To rephrase the first comment made by aland, if you care about an error of 0.0625 in 980998, you shouldn't be using single-precision in the first place. Both the CPU and the GPU result are “wrong” for that level of accuracy. On your examples, the CPU result happens to be more accurate, but you can see that both single-precision results are quite distant from the more accurate double-precision Python result. This is simply a consequence of using a format that allows 24 significant binary digits (about 7 decimal digits), not just for the input and the end result, but also for intermediate computations.
If the input is provided as float and you want the most accurate float result for R, compute U * log(U) using double and round to float only in the end. Then the results will almost always be identical between CPU and GPU.
By curiosity, I compared the last bit set in the significand (or in other words the number of trailing zeros in the significand)
I did it with Squeak Smalltalk because I'm more comfortable with it, but I'm pretty sure you can find equivalent libraries in Python:
CPU:
#(980998.375000 749440.750000 536876.875000 334921.250000 244632.437500)
collect: [:e | e asTrueFraction numerator highBit].
-> #(23 22 23 21 22)
GPU:
#(980998.3125 749440.812500 536876.812500 334921.281250 244632.453125)
collect: [:e | e asTrueFraction numerator highBit].
-> #(24 24 24 24 24)
That's interestingly not as random as we could expect, especially the GPU, but there is not enough clue at this stage...
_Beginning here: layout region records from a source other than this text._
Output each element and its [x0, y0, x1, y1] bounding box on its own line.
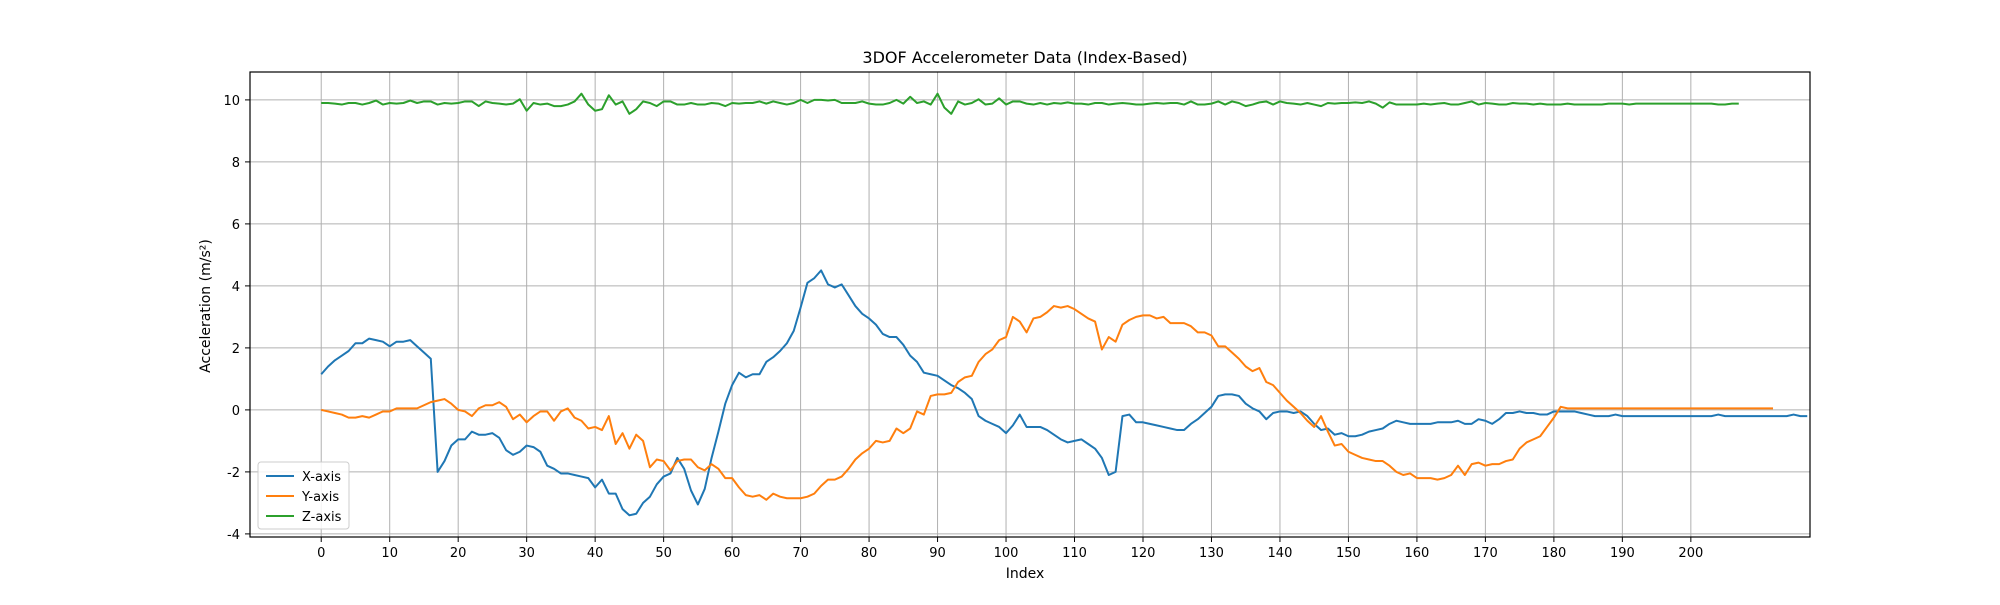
y-tick-label: -4: [227, 528, 240, 543]
plot-frame: [249, 71, 1811, 538]
y-tick-label: -2: [227, 466, 240, 481]
x-tick-label: 10: [381, 546, 398, 561]
x-tick-label: 110: [1062, 546, 1087, 561]
series-lines: [320, 92, 1808, 517]
x-tick-label: 150: [1336, 546, 1361, 561]
y-tick-label: 0: [232, 404, 240, 419]
y-tick-label: 10: [223, 94, 240, 109]
x-tick-label: 60: [724, 546, 741, 561]
grid-lines: [250, 72, 1810, 537]
legend-label: Z-axis: [302, 510, 342, 525]
series-line-z-axis: [321, 92, 1739, 115]
x-tick-label: 30: [518, 546, 535, 561]
x-axis-label: Index: [1006, 566, 1045, 582]
x-tick-label: 190: [1610, 546, 1635, 561]
x-tick-label: 160: [1405, 546, 1430, 561]
y-tick-label: 8: [232, 156, 240, 171]
legend-box: [257, 461, 350, 530]
x-tick-label: 40: [587, 546, 604, 561]
x-tick-label: 170: [1473, 546, 1498, 561]
x-tick-label: 120: [1131, 546, 1156, 561]
x-tick-label: 80: [861, 546, 878, 561]
x-tick-label: 180: [1541, 546, 1566, 561]
x-tick-label: 100: [994, 546, 1019, 561]
x-tick-label: 50: [655, 546, 672, 561]
y-tick-label: 4: [232, 280, 240, 295]
x-tick-label: 140: [1268, 546, 1293, 561]
legend-label: Y-axis: [301, 490, 339, 505]
x-axis-ticks: 0 10 20 30 40 50 60 70 80 90 100 110 120 130 140 150 160…: [317, 537, 1703, 561]
x-tick-label: 70: [792, 546, 809, 561]
x-tick-label: 200: [1678, 546, 1703, 561]
y-tick-label: 6: [232, 218, 240, 233]
chart-title: 3DOF Accelerometer Data (Index-Based): [862, 48, 1187, 67]
x-tick-label: 130: [1199, 546, 1224, 561]
y-axis-ticks: -4 -2 0 2 4 6 8 10: [223, 94, 250, 543]
series-line-y-axis: [320, 305, 1774, 501]
x-tick-label: 90: [929, 546, 946, 561]
y-axis-label: Acceleration (m/s²): [198, 239, 214, 373]
series-line-x-axis: [320, 269, 1808, 517]
x-tick-label: 20: [450, 546, 467, 561]
legend: X-axis Y-axis Z-axis: [257, 461, 350, 530]
y-tick-label: 2: [232, 342, 240, 357]
legend-label: X-axis: [302, 470, 341, 485]
x-tick-label: 0: [317, 546, 325, 561]
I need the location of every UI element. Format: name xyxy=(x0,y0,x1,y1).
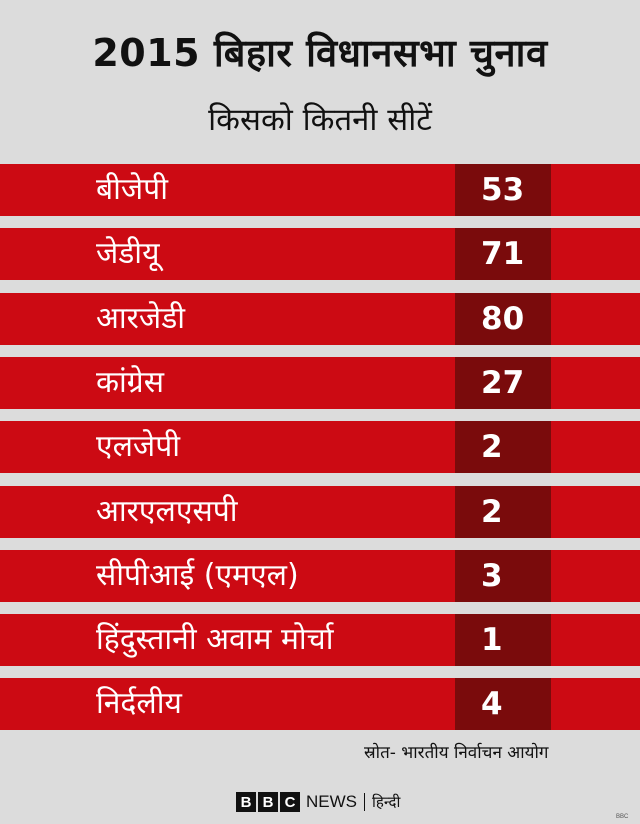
seat-count: 27 xyxy=(481,364,525,401)
seat-count: 2 xyxy=(481,429,503,466)
logo-letter-c: C xyxy=(280,792,300,812)
table-row: जेडीयू 71 xyxy=(0,228,640,281)
logo-letter-b1: B xyxy=(236,792,256,812)
seat-cell: 2 xyxy=(455,421,551,474)
table-row: बीजेपी 53 xyxy=(0,164,640,216)
party-label: बीजेपी xyxy=(96,172,168,207)
logo-letter-b2: B xyxy=(258,792,278,812)
table-row: सीपीआई (एमएल) 3 xyxy=(0,549,640,602)
seat-cell: 4 xyxy=(455,678,551,731)
party-label: सीपीआई (एमएल) xyxy=(96,557,299,593)
seat-count: 3 xyxy=(481,557,503,594)
seat-count: 2 xyxy=(481,493,503,530)
seat-cell: 27 xyxy=(455,356,551,409)
seat-count: 71 xyxy=(481,236,525,273)
table-row: एलजेपी 2 xyxy=(0,421,640,474)
corner-watermark: BBC xyxy=(616,814,629,820)
table-row: निर्दलीय 4 xyxy=(0,678,640,731)
seat-count: 4 xyxy=(481,686,503,723)
table-row: आरएलएसपी 2 xyxy=(0,485,640,538)
chart-subtitle: किसको कितनी सीटें xyxy=(208,102,432,138)
party-label: कांग्रेस xyxy=(96,364,165,400)
table-row: कांग्रेस 27 xyxy=(0,356,640,409)
seat-cell: 2 xyxy=(455,485,551,538)
party-label: निर्दलीय xyxy=(96,686,182,722)
source-note: स्रोत- भारतीय निर्वाचन आयोग xyxy=(364,743,549,763)
seat-count: 1 xyxy=(481,622,503,659)
bbc-news-hindi-logo: B B C NEWS हिन्दी xyxy=(236,791,400,813)
table-row: हिंदुस्तानी अवाम मोर्चा 1 xyxy=(0,614,640,667)
seat-count: 53 xyxy=(481,172,525,208)
seat-cell: 71 xyxy=(455,228,551,281)
logo-hindi-text: हिन्दी xyxy=(372,793,401,811)
logo-news-text: NEWS xyxy=(306,792,357,811)
party-label: एलजेपी xyxy=(96,429,180,465)
party-label: जेडीयू xyxy=(96,236,160,272)
seat-count: 80 xyxy=(481,300,525,337)
seat-cell: 53 xyxy=(455,164,551,216)
seat-cell: 1 xyxy=(455,614,551,667)
party-label: हिंदुस्तानी अवाम मोर्चा xyxy=(96,622,334,658)
chart-title: 2015 बिहार विधानसभा चुनाव xyxy=(92,31,548,75)
table-row: आरजेडी 80 xyxy=(0,292,640,345)
party-label: आरजेडी xyxy=(96,300,186,336)
seat-cell: 80 xyxy=(455,292,551,345)
logo-separator xyxy=(364,793,365,811)
seat-cell: 3 xyxy=(455,549,551,602)
party-label: आरएलएसपी xyxy=(96,493,238,529)
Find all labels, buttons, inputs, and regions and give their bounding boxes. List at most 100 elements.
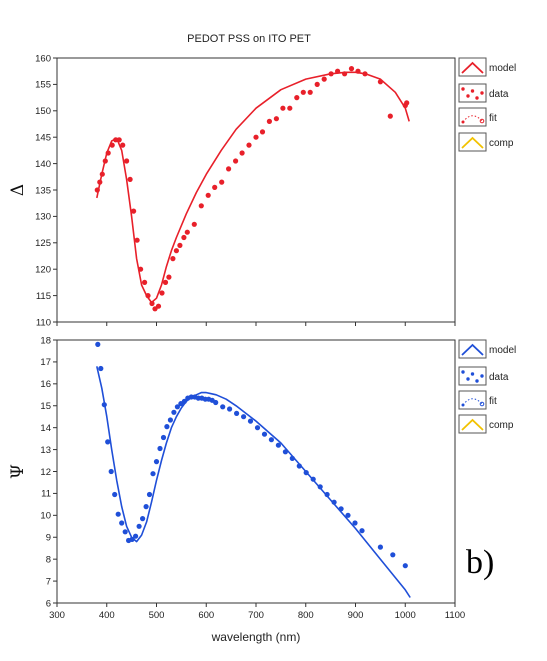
data-point [133,533,139,539]
x-tick-label: 400 [99,610,115,621]
legend-dot [475,379,479,383]
data-point [335,68,341,74]
legend-model: model [458,339,516,359]
data-point [352,520,358,526]
data-point [166,274,172,280]
data-point [124,158,130,164]
data-point [157,445,163,452]
data-point [171,409,177,415]
legend-fit-glyph [462,398,483,406]
data-point [116,137,122,143]
data-point [359,528,365,534]
y-tick-label: 160 [35,53,51,64]
data-point [181,234,187,241]
data-point [181,398,187,404]
data-point [314,81,320,87]
y-tick-label: 6 [46,598,51,609]
legend-model: model [458,57,516,77]
data-point [219,179,225,185]
legend-swatch [458,366,487,386]
y-tick-label: 155 [35,80,51,91]
data-point [328,71,334,77]
data-point [149,300,155,307]
data-point [377,544,383,550]
plot-frame [56,57,456,323]
legend-comp: comp [458,132,514,152]
legend-swatch [458,107,487,127]
panel-label: b) [466,544,494,581]
y-axis-label: Ψ [8,464,28,479]
data-point [226,166,232,172]
data-point [164,424,170,430]
data-point [303,470,309,476]
data-point [146,491,153,498]
legend-dot [470,372,475,376]
data-point [348,66,355,72]
data-point [119,520,125,526]
legend-line-glyph [461,343,484,356]
legend-fit: fit [458,107,497,127]
data-point [261,431,268,437]
data-point [136,523,142,529]
model-line [96,71,410,304]
data-point [266,118,272,124]
data-point [233,158,239,164]
legend-swatch [458,339,487,359]
data-point [153,459,160,465]
data-point [331,499,337,505]
data-point [259,129,266,135]
legend-dot [461,370,465,374]
data-point [140,516,146,522]
data-point [177,242,183,248]
data-point [253,134,259,140]
data-point [142,279,148,285]
legend-line-glyph [461,61,484,74]
y-tick-label: 115 [36,291,51,302]
legend-label: comp [489,138,514,149]
y-tick-label: 10 [40,511,51,522]
y-tick-label: 11 [41,489,51,500]
y-tick-label: 12 [40,467,51,478]
data-point [115,511,121,517]
legend-dot [480,374,484,378]
x-axis-label: wavelength (nm) [211,630,301,644]
data-point [170,256,176,262]
data-point [198,203,204,209]
data-point [134,237,140,243]
data-point [160,434,167,441]
x-tick-label: 500 [149,610,165,621]
y-axis-label: Δ [8,184,28,196]
data-point [342,71,348,77]
y-tick-label: 110 [36,317,51,328]
x-tick-label: 300 [49,610,65,621]
y-tick-label: 9 [46,533,51,544]
data-point [241,414,247,420]
data-point [112,491,118,498]
legend-dot [466,94,470,98]
legend-swatch [458,83,487,103]
data-point [362,71,368,77]
data-point [294,95,300,101]
legend-label: model [489,63,516,74]
y-tick-label: 120 [35,265,51,276]
data-point [355,68,361,74]
data-point [120,142,126,148]
legend-label: fit [489,113,497,124]
y-tick-label: 16 [40,379,51,390]
legend-dot [475,96,479,100]
x-tick-label: 1100 [445,610,465,621]
data-point [254,425,261,431]
data-point [159,290,165,296]
data-point [310,476,316,482]
data-point [97,179,103,185]
data-point [109,142,115,148]
data-point [345,512,351,518]
data-point [247,418,254,424]
data-point [108,468,114,475]
data-point [167,417,173,423]
data-point [105,439,111,445]
legend-dot [480,91,484,95]
data-point [162,279,169,285]
x-tick-label: 1000 [395,610,416,621]
data-point [98,365,104,372]
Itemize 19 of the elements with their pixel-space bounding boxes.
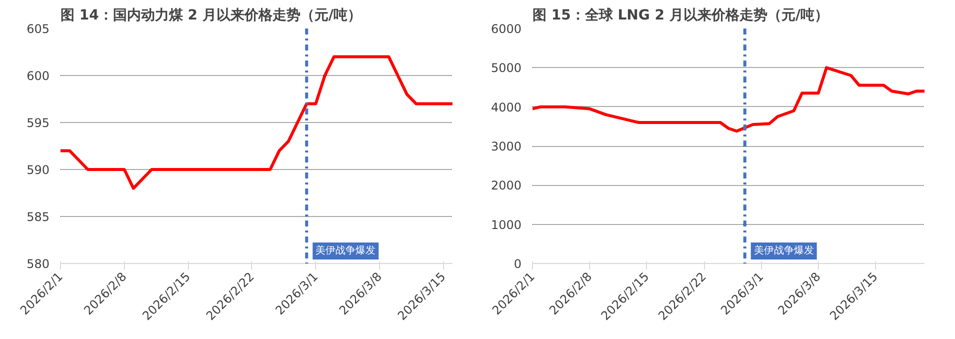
chart-title: 图 15：全球 LNG 2 月以来价格走势（元/吨）: [532, 8, 828, 24]
ref-line-label: 美伊战争爆发: [316, 244, 376, 256]
ref-line-label: 美伊战争爆发: [754, 244, 814, 256]
y-tick-label: 3000: [490, 140, 522, 154]
line-series: [532, 66, 924, 133]
chart-title: 图 14：国内动力煤 2 月以来价格走势（元/吨）: [60, 8, 362, 24]
y-tick-label: 585: [26, 210, 50, 224]
y-tick-label: 595: [26, 116, 50, 130]
y-tick-label: 1000: [490, 218, 522, 232]
line-series: [60, 55, 452, 190]
y-tick-label: 580: [26, 257, 50, 271]
y-tick-label: 600: [26, 69, 50, 83]
y-tick-label: 605: [26, 22, 50, 36]
y-tick-label: 4000: [490, 100, 522, 114]
y-tick-label: 6000: [490, 22, 522, 36]
y-tick-label: 5000: [490, 61, 522, 76]
y-tick-label: 0: [514, 257, 522, 271]
y-tick-label: 2000: [490, 178, 522, 193]
y-tick-label: 590: [26, 163, 50, 177]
Then I used an ArbitraryPrecisionFloat package to perform (emulate) the operations in extended precision, then round to nearest single precision float, the correct answer matches quite exactly the one of CPU:
#( 86312 67405 49652 32261 24232 ) collect: [:e |
| u r |
u := e asArbitraryPrecisionFloatNumBits: 80.
r = u*u ln.
(r asArbitraryPrecisionFloatNumBits: 24) asTrueFraction printShowingMaxDecimalPlaces: 100]
-> #('980998.375' '749440.75' '536876.875' '334921.25' '244632.4375')
It works as well with 64 bits.
But if I emulate the operations in single precision, then I can say the GPU matches the emulated results quite well too (except the second item):
#( 86312 67405 49652 32261 24232 ) collect: [:e |
| u r |
u := e asArbitraryPrecisionFloatNumBits: 24.
r = u*u ln.
r asTrueFraction printShowingMaxDecimalPlaces: 100]
-> #('980998.3125' '749440.75' '536876.8125' '334921.28125' '244632.453125')
So I'd say the CPU did probably use a double (or extended) precision to evaluate the log and perform the multiplication.
On the other side, the GPU did perform all the operations in single precision. Then the log function of ArbitraryPrecisionFloat package is correct to half ulp, but that's not a requirement of IEEE 754, so that can explain the observed mismatch on second item.
You may try to write the code so as to force float (like using logf instead of log if it's C99, or use intermediate results float ln=log(u); float r=u*ln;) and eventually use appropriate compilation flags to forbid extended precision (can't remember, I don't use C every day). But then you have very few guaranty to obtain 100% match on log function, the norms are too lax.